Originally Posted by
frott
Hmm, infracted for responding obviously to an obvious post? OK, let me clarify.
You ask "why would it be my motherboard" and follow it up with "I could upgrade my motherboard before it got bad."
Apologies that I can't follow the logic here.
You would like to separate your "sata controller on your motherboard" from "your motherboard," even though they're hardly separate. Fair enough.
What you use has a problem that you were apparently aware of, didn't repair, and now it isn't working.
Is your question on the timing of the degradation, hinted at by "already?" That has been all over the place, from immediately zeroing out to taking weeks.
This is due to the load you put on it and voltages across the system.
Are you trying to explain this to people? You answered your own question by linking to the information regarding the recall, which, again, you were already aware of.
So I'm not sure what your goal is here, as you opted out of a recall and are now seeing the issues regarding why the motherboards were recalled. This is why people say the motherboards are faulty, they have bad components that you can't simply replace without returning the entire motherboard (or you are a cyborg and can resolder microscopically).
You can keep running tests, I guess, or whatever it is you're trying to solve, but the bottomline here is that the controller on your motherboard, thus your motherboard, is faulty.

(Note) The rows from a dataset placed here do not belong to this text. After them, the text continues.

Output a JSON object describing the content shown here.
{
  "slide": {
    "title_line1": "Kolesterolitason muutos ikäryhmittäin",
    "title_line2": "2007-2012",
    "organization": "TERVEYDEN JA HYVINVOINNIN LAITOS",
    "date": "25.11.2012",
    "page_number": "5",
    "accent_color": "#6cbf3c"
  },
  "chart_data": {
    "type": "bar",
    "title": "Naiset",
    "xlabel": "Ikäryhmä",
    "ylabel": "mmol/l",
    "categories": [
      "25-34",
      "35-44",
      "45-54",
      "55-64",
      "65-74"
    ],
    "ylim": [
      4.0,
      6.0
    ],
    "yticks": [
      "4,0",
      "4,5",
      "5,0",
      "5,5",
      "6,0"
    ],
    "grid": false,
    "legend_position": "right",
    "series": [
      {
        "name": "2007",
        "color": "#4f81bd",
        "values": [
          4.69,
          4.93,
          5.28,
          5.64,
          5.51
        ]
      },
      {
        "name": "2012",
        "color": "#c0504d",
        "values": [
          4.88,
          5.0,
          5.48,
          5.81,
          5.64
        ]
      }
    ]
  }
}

You can use other ports, controllers or an external controller as an option.
The way that SATA ports degrade cause random issues all variable due to the amount of information, the position of the data, voltages in use and load at any given time. This is why it isn't working consistently or predictably, this is why it isn't all programs, this is why sometimes things run fine for a bit and other times the crashing is immediate.
Further - if you're using a bad port on the motherboard, you are likely to cause all sorts of other issues with other components on the motherboard in the long term. This is another reason for the wide scale recall, and even more randomness thrown into the equation. You could, for example, break an unrelated component due to shorting or voltage seeping, you could also lose or corrupt data.
Just because one part of your motherboard isn't working doesn't mean the entire motherboard won't fail. The electricity that would be happily going through the port now has to go somewhere else.